On the plus side, the movie uses special effects and unrelenting sound to convey some of the equally unrelenting violence and horror of war. Young Tommy is on the move constantly in his desperate effort to stay alive, and each new sanctuary turns out to be a more horrible death trap than the last. You can understand all too well the blank, thousand-yard stares of those men who are lucky enough to survive major battles; it is a look the movie captures very well toward the end, when Tommy and some of the other lucky ones find themselves back in England. And I know it is just special effects, but kudos to the director for capturing a small taste of the nightmare of men being burned to death as they drown, the floating fields of oil on the water’s surface bursting into flame and roasting men alive.
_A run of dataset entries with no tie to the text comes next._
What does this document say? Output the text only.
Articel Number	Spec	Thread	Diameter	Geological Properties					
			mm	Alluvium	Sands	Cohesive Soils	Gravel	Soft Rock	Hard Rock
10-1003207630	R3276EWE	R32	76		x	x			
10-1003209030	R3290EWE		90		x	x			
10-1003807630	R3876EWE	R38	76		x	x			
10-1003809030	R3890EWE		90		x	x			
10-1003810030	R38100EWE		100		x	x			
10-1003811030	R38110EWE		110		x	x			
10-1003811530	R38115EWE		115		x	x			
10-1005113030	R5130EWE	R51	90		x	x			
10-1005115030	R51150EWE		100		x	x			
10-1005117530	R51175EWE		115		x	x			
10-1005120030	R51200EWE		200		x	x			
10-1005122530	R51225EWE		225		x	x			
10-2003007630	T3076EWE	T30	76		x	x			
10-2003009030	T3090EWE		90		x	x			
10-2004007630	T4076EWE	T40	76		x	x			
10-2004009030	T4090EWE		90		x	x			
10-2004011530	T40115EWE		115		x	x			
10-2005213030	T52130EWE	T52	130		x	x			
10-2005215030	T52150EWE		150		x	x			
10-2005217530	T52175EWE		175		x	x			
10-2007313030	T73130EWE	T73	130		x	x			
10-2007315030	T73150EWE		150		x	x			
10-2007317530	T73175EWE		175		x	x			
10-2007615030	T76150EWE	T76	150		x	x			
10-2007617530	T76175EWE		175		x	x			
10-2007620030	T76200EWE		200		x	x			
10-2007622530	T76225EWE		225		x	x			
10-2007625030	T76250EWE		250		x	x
To quote the last line of Bridge on the River Kwai: “Madness! Madness!”
But special effects don’t make a movie, and while we know this was a critically important pivotal point in the war, and while we know this was one of the truly transcendent moments of courage and altruism in all of human history, both the majestic triumph and the personal humanity are lost in muddy middle ground between tragedy and statistics.